L’autre jour je suis tombée en arrêt dans le métro devant 2 affiches publicitaires pour le magazine l’Etudiant.
La première y montre une jeune fille présentant tous les attributs de la superficialité : lunettes de soleil, vernis à ongle, talons hauts, Iphone, petits cœurs et Amélie Nothomb (qui est donc une auteur girlie d’après le publicitaire)…On a échappé à un seul cliché, elle est brune ! Pour parfaire le tout, celle-ci semble avoir de graves problèmes avec l’orthographe « Je voudré être écrivin pck j’adore écrire, c une vré passion ». En levant les yeux, on peut lire la question « êtes-vous sûr du métier que vous allez choisir ? ».
En quelques secondes, se trouvent agrégés sous nos yeux un nombre impressionnant de clichés :
Une fille qui aime les talons, le rouge à lèvre et Amélie Nothomb fait forcément des fautes d’orthographe (on peut même en déduire une relation de cause à conséquence) et est exclue d’emblée du métier d’écrivain (autant à cause des fautes que du look visiblement). Doit-on rappeler au publicitaire que l’orthographe n’a rien à voir avec les talons hauts mais est étroitement lié au milieu social ? Et que les femmes obtiennent de meilleurs scores aux tests d’orthographe que les hommes ?. Quant à ravaler Amélie Nothomb au statut d’écrivain girlie, c’est oublier qu’elle est en tête du classement des auteurs les plus populaires. Une bel exploit plutôt qu’un sujet de moquerie quand on sait que seuls 26% des 1000 auteurs les plus lus sont des femmes (étude Babelio). Une réussite qui a valeur d’exemple pour des jeunes filles qui n’oseraient pas se tourner vers ce métier.

La seconde affiche montre une jeune femme qui affirme vouloir devenir kinésithérapeute pour « manipuler les hommes ». Pour que l’on comprenne bien à quel point cette affirmation est diabolique, l’illustrateur a dessiné en arrière plan une petite diablesse en mini-jupe rouge, armée de sa fourche. A gauche, en lieu et place des talons hauts et rouge à lèvres de l’affiche précédente, sont représentés des bataillons d’hommes sans visage, pantins désarticulés manipulés par la kinésithérapeute perverse.

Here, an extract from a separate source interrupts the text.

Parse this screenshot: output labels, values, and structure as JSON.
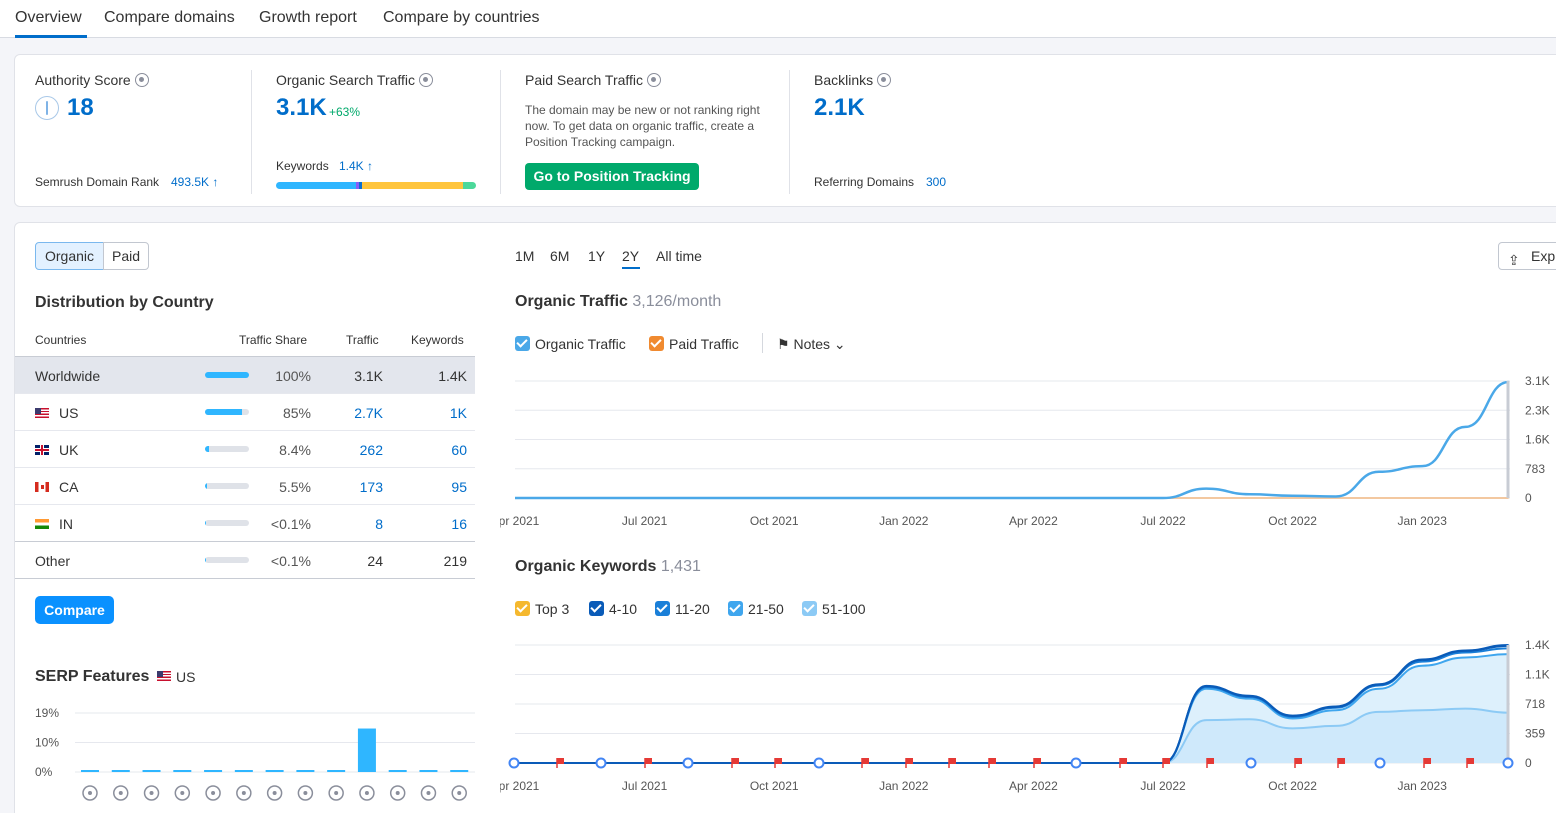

Voici donc l’incarnation de la féminité selon l’Etudiant, résumée en quelques mots et coups de crayon : la greluche décérébrée et la mante religieuse mangeuse d’hommes.
Qu’en est-il de la version masculine ?


Visiblement, le publicitaire a eu du mal à trouver les équivalents masculins des clichés sexistes véhiculés plus haut. C’est quoi l’équivalent de nunuche pour un garçon ? De mante religieuse ? Quel est le pendant masculin des accessoires stéréotypés comme les talons hauts et le rouge à lèvres ? De la diablesse ?
Il n’y en a pas. La seule faiblesse qu’on a pu trouver à ces jeunes hommes est d’aimer les bimbos, objetisés en nunuches à faux seins et maillot de bains. Quand on veut se moquer des hommes c’est encore les femmes qu’on utilise.
En voulant ouvrir les yeux des jeunes sur la réalité du monde du travail, l’Etudiant (et l’agence Young et Rubicam) distillent en réalité des clichés douteux. Le degré zéro de la créativité.
Moi j’ai une idée pour la prochaine campagne dans le genre version masculine ridicule. Je propose : « Je voudrais travailler chez Young et Rubicam pour faire évoluer les mentalités ».